As September draws to a close, the question is what will the second plate change of 2015 bring in terms of new car registrations?
By Rupert Pontin
At the eight-month point, on the back of 42 consecutive months of increases, one may be forgiven for believing all is well – with the year-to-date uplift in registrations currently standing at 6.7% there is definitely cause for celebration.
However, the reality is that there are more challenges in placing these new registrations into the market than one may imagine. Pre-registration is now an integral part of the process of moving excess European vehicle production into the hands of UK consumers and there should be no shame in acknowledging that this is both necessary and difficult to do.
To keep the flow of stock moving is more difficult for some manufacturers than others, depending on the age of their product or their current popularity with the consumer. The newest product offerings generally perform best, but there is little doubt it is effective marketing and pricing that make the difference.
The PCP is a fantastic medium for putting cars to the retail consumer, but the volume of low-rate finance and low deposit offers in place is increasing and will continue to do so in the coming weeks. The cost per month is key and today’s retail consumer is on the verge of being on the receiving end of what is likely to be a frenzy of outstanding offers as manufacturers seek to keep the sales figures above the level of 2014.
The scenario is really very interesting as the nation is on the cusp of beginning to feel the wider effects of the election of a Conservative Government.
There was never any secret that it intends to embark on a programme of further cost-cutting to drive down national debt. Equally, there is little doubt their positive and clear strategy has boosted economic confidence, although retail consumers may have a mildly different view in the coming months as they begin to understand what difference further austerity measures will make to their monthly finances.
Combine this position with a clear indication that bank interest rates are likely to start to increase in the short term and the next couple of months may see a temporary absence of consumers happy to commit to “big ticket” purchases.
Therefore, the market will become more competitive and more importantly there will be an increase in the volume of pre-registrations. This brings two questions, the first being how can we quantify this and secondly what will be the impact on the market and used values as a whole?
The table above gives an indication of what has happened so far in 2015 and details the number of sub-one-year-old vehicles available for sale by month during the course of the past 12 months.
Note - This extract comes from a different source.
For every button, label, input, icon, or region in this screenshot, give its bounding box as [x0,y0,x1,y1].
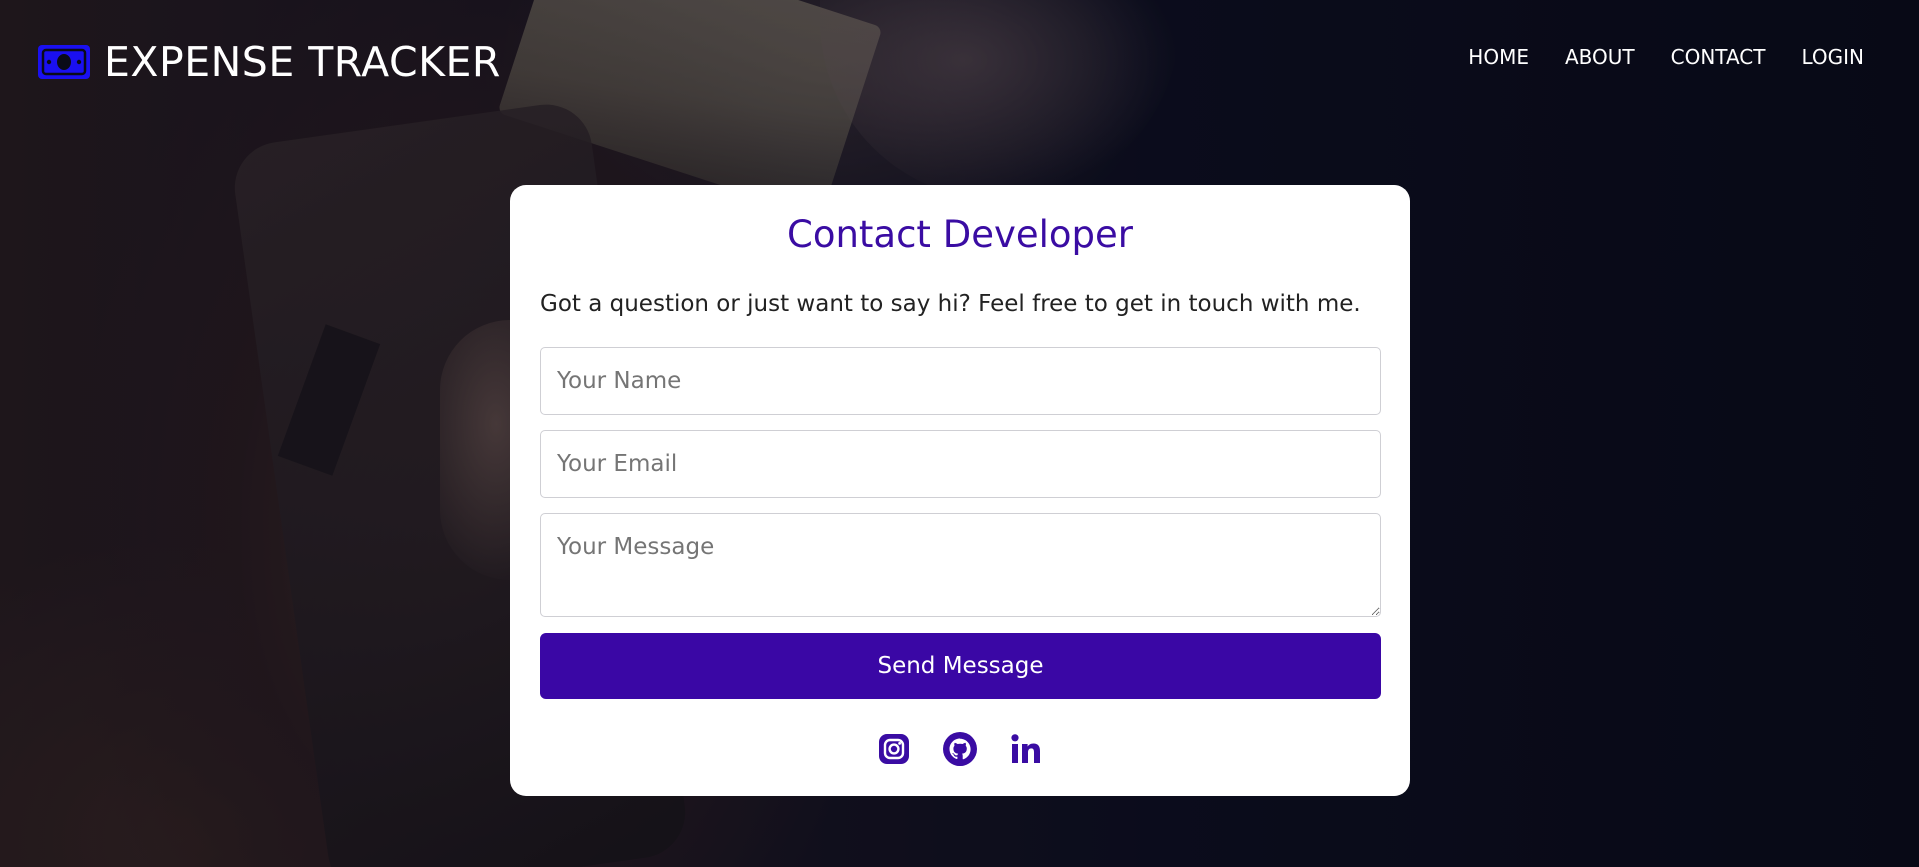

The data is from Glass’s Radar product.
What is immediately clear is that volumes are running considerably higher in 2015 than last year. In fact the volume in July 2015 is 43% higher than in the same period in 2014. There is also a clear change as the year rolled from 2014 to 2015, with a 57% increase in volume from December to January.
This increase of late-plate cars has put downward pressure on used cars at almost every age level and values have been falling faster this year across most sectors of the market than they have done for some time. This is very simply because there must be a financial gap between a new car, a pre-registered version, a true used car and then the same model as it runs back through the registration plates. Consumers have to be able to see “value” in older models, whether it be the front-end screen price or the monthly payment, and that can only be done by a reduction in values that is driven by the trade buyers.
Consumer confidence in the final quarter of the year will dictate what will happen to used values, but pre-registrations are a certainty as the manufacturers push franchised dealers to ensure that production volume to which they are already committed is vented into the market.